Como a un toro en la arena

Ilustración: Vera Strobel
Escrito por: Francisco Peña

Recuerdo haberlo visto por primera vez a los once años. Con mi madre, en un intento por establecer un hábito, tan solo uno, empezamos a alquilar un par de películas —a veces tres— todos los viernes. Salía de la escuela a las seis de la tarde y pasábamos por el Video del Cordón, una casona repleta de películas que creía infinita hasta el ingrato desembarco de los servicios de streaming. Solíamos tardar aproximadamente una hora en elegir las películas. Después de salir del video, nos dirigíamos al Disco de Arenal Grande y comprábamos cantidades intolerables de comida chatarra, camuflada bajo la expresión rioplatense de picada, que evocaba un carácter más rústico y casero a ese rito ultraprocesado.

Una vez en casa, esa casa tan artificial como el hábito y como Hollywood, tiraba todo en mi cuarto, ansioso por la ceremonia, y me disponía a armar el falso festín en la cocina. No sé muy bien qué hacía mi madre; la imagino ocupada, sus manos bailando con delicadeza, escribiendo, tachando palabras y números, doblando papeles, con carpetas, sellos, timbres, y haciendo cuentas; eso sí, mi madre siempre haciendo sus cuentas. 

Tras abrir el nylon y preparar la picada, me dirigía hacia su cuarto y le preguntaba qué película quería ver primero, con la esperanza de que respondiera la misma que yo había elegido.
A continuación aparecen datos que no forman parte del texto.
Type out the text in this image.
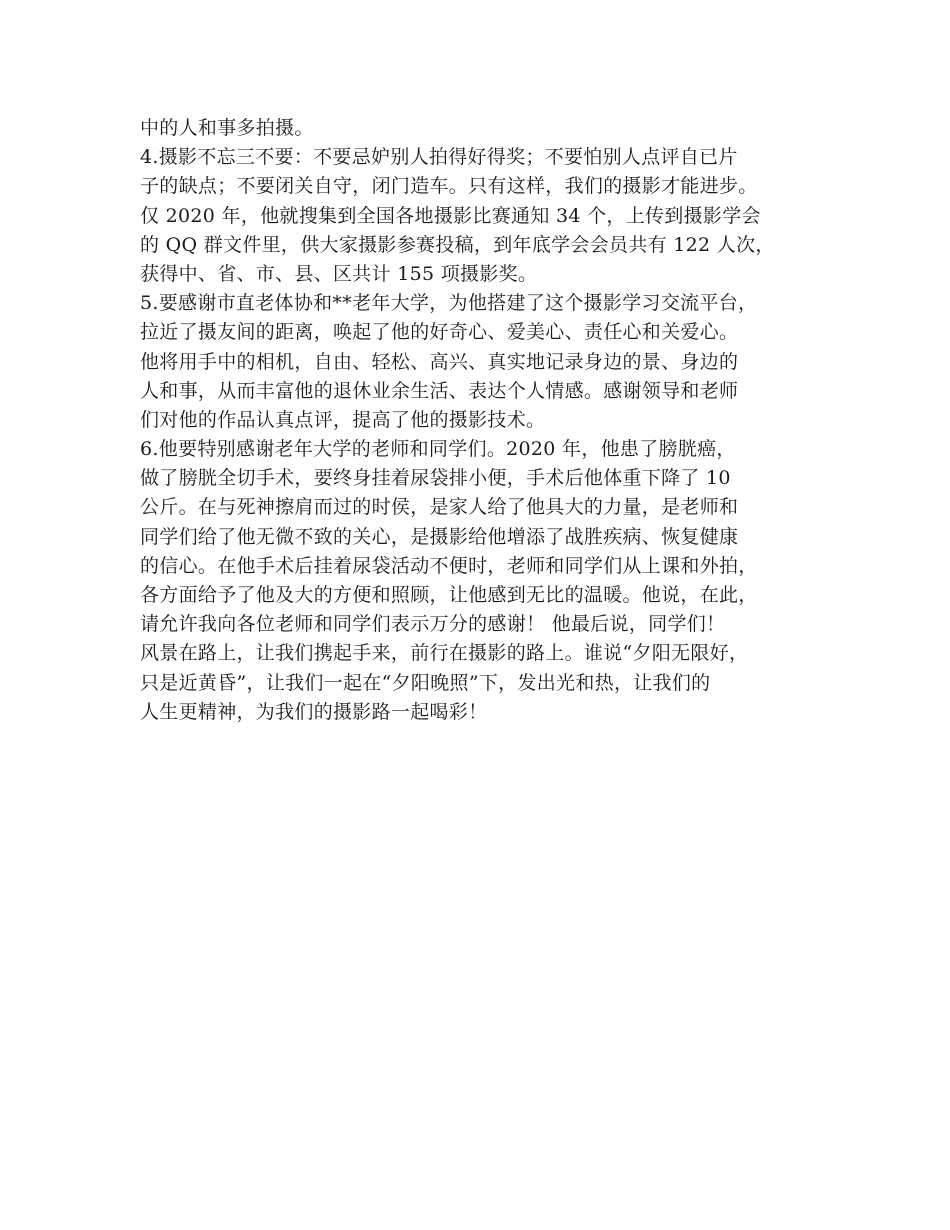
中的人和事多拍摄。
4.摄影不忘三不要：不要忌妒别人拍得好得奖；不要怕别人点评自已片
子的缺点；不要闭关自守，闭门造车。只有这样，我们的摄影才能进步。
仅 2020 年，他就搜集到全国各地摄影比赛通知 34 个，上传到摄影学会
的 QQ 群文件里，供大家摄影参赛投稿，到年底学会会员共有 122 人次，
获得中、省、市、县、区共计 155 项摄影奖。
5.要感谢市直老体协和**老年大学，为他搭建了这个摄影学习交流平台，
拉近了摄友间的距离，唤起了他的好奇心、爱美心、责任心和关爱心。
他将用手中的相机，自由、轻松、高兴、真实地记录身边的景、身边的
人和事，从而丰富他的退休业余生活、表达个人情感。感谢领导和老师
们对他的作品认真点评，提高了他的摄影技术。
6.他要特别感谢老年大学的老师和同学们。2020 年，他患了膀胱癌，
做了膀胱全切手术，要终身挂着尿袋排小便，手术后他体重下降了 10
公斤。在与死神擦肩而过的时侯，是家人给了他具大的力量，是老师和
同学们给了他无微不致的关心，是摄影给他增添了战胜疾病、恢复健康
的信心。在他手术后挂着尿袋活动不便时，老师和同学们从上课和外拍，
各方面给予了他及大的方便和照顾，让他感到无比的温暖。他说，在此，
请允许我向各位老师和同学们表示万分的感谢！ 他最后说，同学们！
风景在路上，让我们携起手来，前行在摄影的路上。谁说“夕阳无限好，
只是近黄昏”，让我们一起在“夕阳晚照”下，发出光和热，让我们的
人生更精神，为我们的摄影路一起喝彩！
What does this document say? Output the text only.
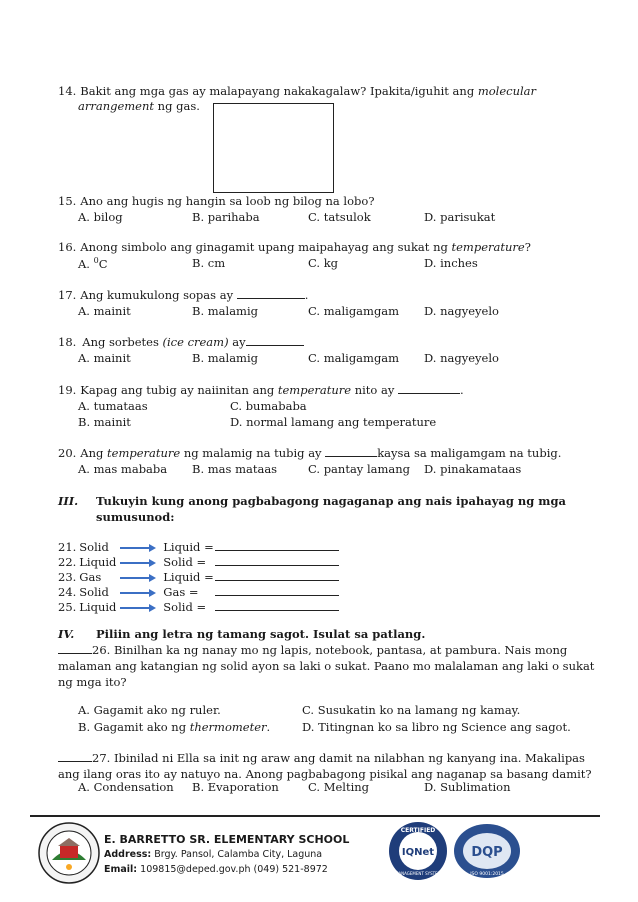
14. Bakit ang mga gas ay malapayang nakakagalaw? Ipakita/iguhit ang molecular
arrangement ng gas.
15. Ano ang hugis ng hangin sa loob ng bilog na lobo?
A. bilog	B. parihaba	C. tatsulok	D. parisukat
16. Anong simbolo ang ginagamit upang maipahayag ang sukat ng temperature?
A. $^0$C	B. cm	C. kg	D. inches
17. Ang kumukulong sopas ay	.
A. mainit	B. malamig	C. maligamgam D. nagyeyelo
18. Ang sorbetes (ice cream) ay
A. mainit	B. malamig	C. maligamgam D. nagyeyelo
19. Kapag ang tubig ay naiinitan ang temperature nito ay	.
A. tumataas	C. bumababa
B. mainit	D. normal lamang ang temperature
20. Ang temperature ng malamig na tubig ay	kaysa sa maligamgam na tubig.
A. mas mababa B. mas mataas	C. pantay lamang D. pinakamataas
III. Tukuyin kung anong pagbabagong nagaganap ang nais ipahayag ng mga
sumusunod:
21. Solid	Liquid =
22. Liquid	Solid =
23. Gas	Liquid =
24. Solid	Gas =
25. Liquid	Solid =
IV. Piliin ang letra ng tamang sagot. Isulat sa patlang.
26. Binilhan ka ng nanay mo ng lapis, notebook, pantasa, at pambura. Nais mong
malaman ang katangian ng solid ayon sa laki o sukat. Paano mo malalaman ang laki o sukat
ng mga ito?
A. Gagamit ako ng ruler.	C. Susukatin ko na lamang ng kamay.
B. Gagamit ako ng thermometer.	D. Titingnan ko sa libro ng Science ang sagot.
27. Ibinilad ni Ella sa init ng araw ang damit na nilabhan ng kanyang ina. Makalipas
ang ilang oras ito ay natuyo na. Anong pagbabagong pisikal ang naganap sa basang damit?
A. Condensation B. Evaporation	C. Melting	D. Sublimation
E. BARRETTO SR. ELEMENTARY SCHOOL
Address: Brgy. Pansol, Calamba City, Laguna
Email: 109815@deped.gov.ph (049) 521-8972
CERTIFIED
IQNet
MANAGEMENT SYSTEM
DQP
ISO 9001:2015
Ella, ocupada, me concedía la ilusión. Picada, película, y mi madre a la izquierda, la televisión enfrentada un poco a la derecha. Con esa disposición me es imposible imaginarla, porque me veía obligado a darle un cuarto de espalda. Otro recuerdo perdido, otra puntilla afilada perforándome.

Pasamos dos años así, sin falta. Los viernes, de la escuela al video, del video al Disco, del Disco al plástico. Un sábado, de esos que el verano le fía a la primavera, me levanté en calzoncillos y fui al baño. En el espejo manchado vi que ya no tenía abdominales. En ese momento, el tiempo, hasta entonces cíclico, aparentemente estático, se adueñó de mí, se catapultó y se estrelló en dos años de mala alimentación. El estallido, sin embargo, no perturbó ni al espejo ni a su imagen. Otra puntilla afilada perforándome.

Ese fue mi primer encuentro con el ser que llamamos Tiempo, y aunque suelo olvidarme de él, se me aparece de vez en cuando para recordarme su eterna presencia; siempre frente a mí, pero invisible. Como la nicotina impregnando profunda y lentamente mis dedos y dientes de un amarillo belicoso; como las amistades que se fueron desvaneciendo; como el pelo de mi gato, que un día amaneció más duro; como cuando me empezó a gustar la cerveza; como cuando pude sonreír por las amarguras de la adolescencia. Un avance que en nuestra soberbia creemos haber vencido —y quebrado su estoque— mediante los exactos e incesantes veinticuatro números. 

Hace un rato estaba recostado en el sillón y mi estómago clamó por un pedazo de pan. Cuando me levanté en dirección a la cocina sentí su presencia, no lo vi, pero estaba a mi lado.  Clausuró mi apetito y allí mismo, acorralándome, reveló su forma. Ese ser que se esconde detrás de las agujas, que las mueve, las acelera o las anula a su antojo, es el único que permanece invicto. Cuando aparenta su ausencia, simplemente se encuentra agitando la muleta, afilando el hierro, preparándose para el siguiente ataque. Entonces veo, sobre su traje de luces, diminutas gotas de sangre de otros iguales a mí, y comprendo que perdimos esta escaramuza antes de siquiera entrar en la arena. Los veo correr furiosos y esperanzados hacia él, y en su encuentro el metal exilia la sangre y la acumula en forma de lluvia sobre su paño. Yo, más temeroso, permanezco inmóvil. Sé que mi sangre también manchará la tierra que se encuentra debajo de mí y salpicará, sin duda, su traje de luces.